L’exposition « Air glacière » à la galerie Duchamp, centre d’art contemporain d’Yvetot, dévoile un ensemble d’œuvres de Franck Dubois et Benoit Pierre qui portent une réflexion sur notre rapport au temps et sur la façon dont celui-ci s’est transformé au cours de l’ère moderne.
Avec « Air glacière », Franck Dubois et Benoit Pierre explorent le bouleversement climatique
L’exposition prend pour point de départ le constat que les excès de l’âge moderne nous ont paradoxalement ramenés à un passé lointain, à une époque où l’humanité venait d’apparaître : celle de l’ère glaciaire. La réalité de cette période s’impose à nous au moment où des glaces qui semblaient éternelles commencent à fondre et menacent de rompre l’équilibre écologique de la planète. Dépassant cette évidence, Franck Dubois et Benoit Pierre s’intéressent à notre rapport au temps, qu’ils perçoivent comme la clef de ce bouleversement climatique.
Le projet de Franck Dubois et Benoit Pierre a pour enjeu de montrer comment l’évolution de notre monde est déterminée par celle de notre rapport au temps. C’est en effet la transformation en profondeur de celui-ci qui caractérise l’histoire de la modernité, perçue comme l’ère de la vitesse. Les deux artistes explorent les multiples aspects de ce changement de paradigme.
L’installation in situ Spin de Benoit Pierre et Franck Dubois constitue l’œuvre centrale de l’exposition. Composée de cinquante kilogrammes de basalte et de vingt-trois carottes de lait gelé, suspendues par un long câble d’acier. A travers elle s’articulent trois temporalités différentes. En évoquant les carottages effectués dans les années 1950 dans les calottes glaciaires du Groenland ou de l’Antarctique pour déterminer la chronologie des variations de la température terrestre moyenne, aussi appelée chronologie isotopique, elle renvoie d’abord à l’ère glaciaire. La seconde temporalité est celle de l’ère industrielle, qui a provoqué le réchauffement climatique et la fonte de la banquise. Enfin, l’œuvre renvoie à la temporalité de l’exposition elle-même, où la chaleur dégagée par le public aura elle aussi une incidence sur la fonte du lait gelé.

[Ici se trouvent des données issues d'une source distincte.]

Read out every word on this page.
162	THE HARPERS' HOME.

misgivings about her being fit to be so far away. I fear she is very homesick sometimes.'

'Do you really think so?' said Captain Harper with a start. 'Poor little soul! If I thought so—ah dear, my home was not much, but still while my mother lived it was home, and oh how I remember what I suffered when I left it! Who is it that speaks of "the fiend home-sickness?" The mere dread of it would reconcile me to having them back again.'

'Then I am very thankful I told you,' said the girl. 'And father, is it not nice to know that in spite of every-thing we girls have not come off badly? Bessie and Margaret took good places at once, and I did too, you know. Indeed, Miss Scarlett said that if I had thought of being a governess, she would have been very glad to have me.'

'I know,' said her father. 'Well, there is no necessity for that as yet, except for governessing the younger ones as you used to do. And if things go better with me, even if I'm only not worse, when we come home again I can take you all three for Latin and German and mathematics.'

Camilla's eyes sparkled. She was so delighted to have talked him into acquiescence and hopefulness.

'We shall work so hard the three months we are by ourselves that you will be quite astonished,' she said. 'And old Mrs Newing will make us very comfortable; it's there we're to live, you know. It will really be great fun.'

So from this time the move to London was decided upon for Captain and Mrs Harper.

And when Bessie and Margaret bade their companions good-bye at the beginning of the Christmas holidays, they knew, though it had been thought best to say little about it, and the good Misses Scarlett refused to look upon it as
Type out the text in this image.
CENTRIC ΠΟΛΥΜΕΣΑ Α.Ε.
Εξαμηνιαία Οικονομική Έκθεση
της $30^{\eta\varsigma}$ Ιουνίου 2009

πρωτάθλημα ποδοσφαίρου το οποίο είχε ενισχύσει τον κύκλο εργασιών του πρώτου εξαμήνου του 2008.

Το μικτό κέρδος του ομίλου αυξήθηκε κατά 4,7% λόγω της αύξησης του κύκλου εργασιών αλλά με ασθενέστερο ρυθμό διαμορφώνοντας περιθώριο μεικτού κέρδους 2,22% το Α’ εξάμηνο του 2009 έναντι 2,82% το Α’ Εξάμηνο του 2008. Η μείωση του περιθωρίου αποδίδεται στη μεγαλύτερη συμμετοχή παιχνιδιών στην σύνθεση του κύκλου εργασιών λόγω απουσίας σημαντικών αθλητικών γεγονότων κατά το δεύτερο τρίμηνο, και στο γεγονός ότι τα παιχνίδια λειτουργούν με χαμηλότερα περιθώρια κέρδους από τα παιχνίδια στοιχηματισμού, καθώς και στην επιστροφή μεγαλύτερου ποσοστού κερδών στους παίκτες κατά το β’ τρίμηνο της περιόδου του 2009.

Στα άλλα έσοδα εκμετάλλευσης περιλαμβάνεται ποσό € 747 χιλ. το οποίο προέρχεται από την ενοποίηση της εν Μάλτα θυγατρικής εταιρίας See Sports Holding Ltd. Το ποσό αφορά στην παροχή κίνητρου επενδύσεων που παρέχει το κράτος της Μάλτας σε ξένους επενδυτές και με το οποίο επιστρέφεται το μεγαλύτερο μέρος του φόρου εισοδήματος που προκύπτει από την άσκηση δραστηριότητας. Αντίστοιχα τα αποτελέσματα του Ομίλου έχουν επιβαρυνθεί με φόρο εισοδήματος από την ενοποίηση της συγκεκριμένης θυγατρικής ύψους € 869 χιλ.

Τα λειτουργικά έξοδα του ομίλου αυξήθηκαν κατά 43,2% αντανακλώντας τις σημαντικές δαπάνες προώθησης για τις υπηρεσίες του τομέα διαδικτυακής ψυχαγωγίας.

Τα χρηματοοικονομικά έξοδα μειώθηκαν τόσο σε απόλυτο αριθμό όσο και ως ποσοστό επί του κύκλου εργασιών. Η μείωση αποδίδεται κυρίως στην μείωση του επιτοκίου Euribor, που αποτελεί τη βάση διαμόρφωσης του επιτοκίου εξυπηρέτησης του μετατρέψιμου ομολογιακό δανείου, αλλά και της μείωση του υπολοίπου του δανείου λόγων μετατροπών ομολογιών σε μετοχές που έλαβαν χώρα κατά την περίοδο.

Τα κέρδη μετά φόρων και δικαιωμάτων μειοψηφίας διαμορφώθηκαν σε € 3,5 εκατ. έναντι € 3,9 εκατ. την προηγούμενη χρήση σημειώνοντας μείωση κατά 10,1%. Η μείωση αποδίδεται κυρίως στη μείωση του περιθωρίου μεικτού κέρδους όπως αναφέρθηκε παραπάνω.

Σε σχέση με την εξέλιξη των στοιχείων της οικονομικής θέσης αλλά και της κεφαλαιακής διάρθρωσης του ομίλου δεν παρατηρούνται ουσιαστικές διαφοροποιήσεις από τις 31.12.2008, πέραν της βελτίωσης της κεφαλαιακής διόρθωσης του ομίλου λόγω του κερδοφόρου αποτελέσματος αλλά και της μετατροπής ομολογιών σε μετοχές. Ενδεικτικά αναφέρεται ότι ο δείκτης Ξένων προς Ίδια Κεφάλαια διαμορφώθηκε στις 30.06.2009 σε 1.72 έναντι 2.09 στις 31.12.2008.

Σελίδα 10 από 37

« Air glacière » : une réflexion artistique de Franck Dubois et Benoit Pierre sur notre rapport au temps
Sur le mur non loin de l’installation Spin sont accrochées les pièces constituant l’installation Banquises de Benoit Pierre : des tablettes en bois dont les bords dessinent des contours sont partiellement recouvertes de farine de blé formant des bloc qui s’effondrent par endroits, laissant même tomber un peu de poudre blanche sur le sol. Ainsi est évoquée la fragilité de la banquise et les effets qu’a sur elle le réchauffement climatique. Comme le bloc de farine, à la fois si compact et si prompt à se dissoudre, la banquise, d’apparence si solide, peut se fragmenter et disparaître au moindre abaissement de température ou au moindre courant marin. A l’attention que nous devons porter à cette Å“uvre qu’un geste maladroit ou un souffle trop fort pourrait anéantir répond celle que nous devrions porter à la lointaine banquise…
Avec le ready-made rectifié La pelle, Benoit Pierre reprend l’axe thématique de l’exposition, le temps qui passe et les lentes évolutions qui modifient notre existence et notre environnement, en l’appliquant à l’histoire de l’art. L’œuvre est en effet un clin d’œil à l’un des premiers readymades de Marcel Duchamp, la pelle à déneiger qu’il présenta en 1915 sous le titre In Advance Of The Broken Arm. A travers cette pièce, Benoit Pierre interroge l’héritage de Marcel Duchamp : que reste-t-il de son questionnement sur la nature de la création artistique ? En même temps, avec son manche dont il ne reste que des cendres, La pelle de Benoit Pierre symbolise l’évolution de l’industrie autant que celle de la sculpture au XXe siècle, l’outil industriel alors flambant neuf n’étant plus aujourd’hui qu’un souvenir du passé.
Le temps sous toutes ses formes relie l’ensemble des œuvres. L’installation in situ Isflak de Franck Dubois évoque le temps de l’événement tandis que la gravure Air glacière de Benoit Pierre évoque celui de son effacement. Avec la série Geostory de Benoit Pierre, mêlant des pages de manuels scolaires découpées et des dessins, est abordée l’histoire, c’est à dire le temps passé qui a ensuite été retravaillé, formalisé, parfois déformé ou idéalisé. Enfin, avec l’installation The White Car With The Sound Of Its Own Filming, c’est le temps même de la création qui est exploré.